The creek holds native masou trout and wild rainbow trout from an abandoned commercial fishery. There is a small gorge that either must be waded if water level permits, or you must scale the forested canyon and descend back to the stream. Inside the gorge one can sneak upon and sometimes hook a masou over a foot long. There is more pocket water that leads to a long glide formed by swift flowing bend, and then you see the source of the stream.
The opening of the cave is twenty feet high and it is covered with a metal grid that only a skinny child could enter. I climbed once to the top and peered down. The interior is the size of a living room with a cathedral ceiling and spring water covers the floor a couple feet deep. It’s not much different than the DMZ. It is a wild and unknown place, government controlled — for better or worse, no entrance is allowed — and you cannot explore its secrets. It is enclosed with a steel barrier and the trout beyond have almost never seen a human. A small sign attached to the grid promises punishment for attempting to enter the cave.

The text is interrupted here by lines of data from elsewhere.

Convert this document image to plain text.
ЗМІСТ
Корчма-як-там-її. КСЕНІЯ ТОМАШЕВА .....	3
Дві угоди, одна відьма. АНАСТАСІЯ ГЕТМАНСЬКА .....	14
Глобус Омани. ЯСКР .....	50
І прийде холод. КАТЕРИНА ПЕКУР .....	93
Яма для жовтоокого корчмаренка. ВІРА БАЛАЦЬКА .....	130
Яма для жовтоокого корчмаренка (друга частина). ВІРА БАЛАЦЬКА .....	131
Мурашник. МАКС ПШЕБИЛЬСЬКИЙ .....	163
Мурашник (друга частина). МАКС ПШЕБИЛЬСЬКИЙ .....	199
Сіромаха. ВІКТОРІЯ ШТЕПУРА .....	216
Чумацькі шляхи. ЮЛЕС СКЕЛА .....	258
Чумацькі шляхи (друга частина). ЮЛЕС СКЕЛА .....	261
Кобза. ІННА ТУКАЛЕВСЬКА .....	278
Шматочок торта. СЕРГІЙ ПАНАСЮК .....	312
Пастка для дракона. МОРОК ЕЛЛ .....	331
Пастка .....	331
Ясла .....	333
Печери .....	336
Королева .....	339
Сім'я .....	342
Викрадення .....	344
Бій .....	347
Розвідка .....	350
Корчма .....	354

At the maw of the cave, I fish the pocket water of tumbled rocks and cast through the lowest steel bars and let the fly drift over a hole. The strike is immediate. Upon inspecting the fish, I see that its colors are darker and the normal olive gold colors have morphed into a brown tint. All of the trout caught near the cave have this coloration. I release the odd-colored trout and it swims back into the fenced-off cave. Like so many beautiful trout streams around the world, the rich waters of the DMZ are both surprising and vulnerable, precariously balanced between the protective and destructive intentions of man.